We have presented a comprehensive collection of the summation formulae for two (universal) sequences, ${\Phi }_n(u,v)$ and ${\Psi }_n(u,v)$. Detailed proofs are offered for only a few of them, as most of them can be validated without difficulty by employing recurrence relations, Binet-form expressions, and generating functions. To ensure accuracy, all the displayed equations have been verified by the computer algebra system Wolfram Mathematica (version 11). Our formulae unify numerous identities for the following six number/polynomial sequences:

• Fibonacci and Lucas numbers mainly collected in Koshy’s monograph [4] and scattered through the literature (cf. [13,14,15,16,17,18,19,20,21,22,23,24,25,26,27]);
• Pell and Pell–Lucas polynomials mainly collected in Koshy’s monograph [6] and scattered through the literature (cf. [8,10,11,28,29,30,31,32,33]);
• Chebyshev polynomials of the first and second kinds mainly collected in Mason and Handscomb’s monograph [7] and scattered through the literature (cf. [34,35,36,37,38,39,40,41,42,43]).

It should be pointed out that there are important topics not covered in this paper.

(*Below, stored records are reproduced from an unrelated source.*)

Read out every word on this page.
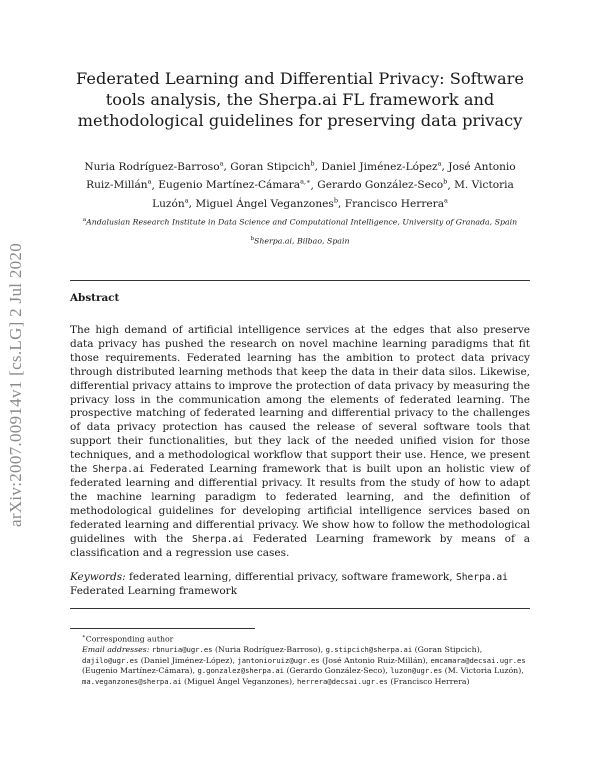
arXiv:2007.00914v1 [cs.LG] 2 Jul 2020
Federated Learning and Differential Privacy: Software tools analysis, the Sherpa.ai FL framework and methodological guidelines for preserving data privacy
Nuria Rodríguez-Barroso$^a$, Goran Stipcich$^b$, Daniel Jiménez-López$^a$, José Antonio Ruiz-Millán$^a$, Eugenio Martínez-Cámara$^{a,∗}$, Gerardo González-Seco$^b$, M. Victoria Luzón$^a$, Miguel Ángel Veganzones$^b$, Francisco Herrera$^a$
$^a$Andalusian Research Institute in Data Science and Computational Intelligence, University of Granada, Spain
$^b$Sherpa.ai, Bilbao, Spain
Abstract

The high demand of artificial intelligence services at the edges that also preserve data privacy has pushed the research on novel machine learning paradigms that fit those requirements. Federated learning has the ambition to protect data privacy through distributed learning methods that keep the data in their data silos. Likewise, differential privacy attains to improve the protection of data privacy by measuring the privacy loss in the communication among the elements of federated learning. The prospective matching of federated learning and differential privacy to the challenges of data privacy protection has caused the release of several software tools that support their functionalities, but they lack of the needed unified vision for those techniques, and a methodological workflow that support their use. Hence, we present the Sherpa.ai Federated Learning framework that is built upon an holistic view of federated learning and differential privacy. It results from the study of how to adapt the machine learning paradigm to federated learning, and the definition of methodological guidelines for developing artificial intelligence services based on federated learning and differential privacy. We show how to follow the methodological guidelines with the Sherpa.ai Federated Learning framework by means of a classification and a regression use cases.

Keywords: federated learning, differential privacy, software framework, Sherpa.ai Federated Learning framework

∗Corresponding author

Email addresses: rbnuria@ugr.es (Nuria Rodríguez-Barroso), g.stipcich@sherpa.ai (Goran Stipcich), dajilo@ugr.es (Daniel Jiménez-López), jantonioruiz@ugr.es (José Antonio Ruiz-Millán), emcamara@decsai.ugr.es (Eugenio Martínez-Cámara), g.gonzalez@sherpa.ai (Gerardo González-Seco), luzon@ugr.es (M. Victoria Luzón), ma.veganzones@sherpa.ai (Miguel Ángel Veganzones), herrera@decsai.ugr.es (Francisco Herrera)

For instance, the following five themes:

• Reciprocal sums (concerning Fibonacci/Lucas numbers [44,45,46,47]);
• Multiple convolution sums (concerning Fibonacci/Lucas numbers [48,49,50,51] and Chebyshev polynomials [52,53,54]);
• Power sums of higher orders (concerning Chebyshev polynomials [37,39,55,56]);
• Binomial (finite and infinite) sums involving integer (floor and ceiling) functions [30,46,57,58,59,60,61];
• Fibonomial/Lucanomial coefficients and related sums connected to the q-series theory (cf. [62,63,64,65,66]).

The authors believe that these topics are worthy of extensive investigation. Interested readers are encouraged to carry out further explorations.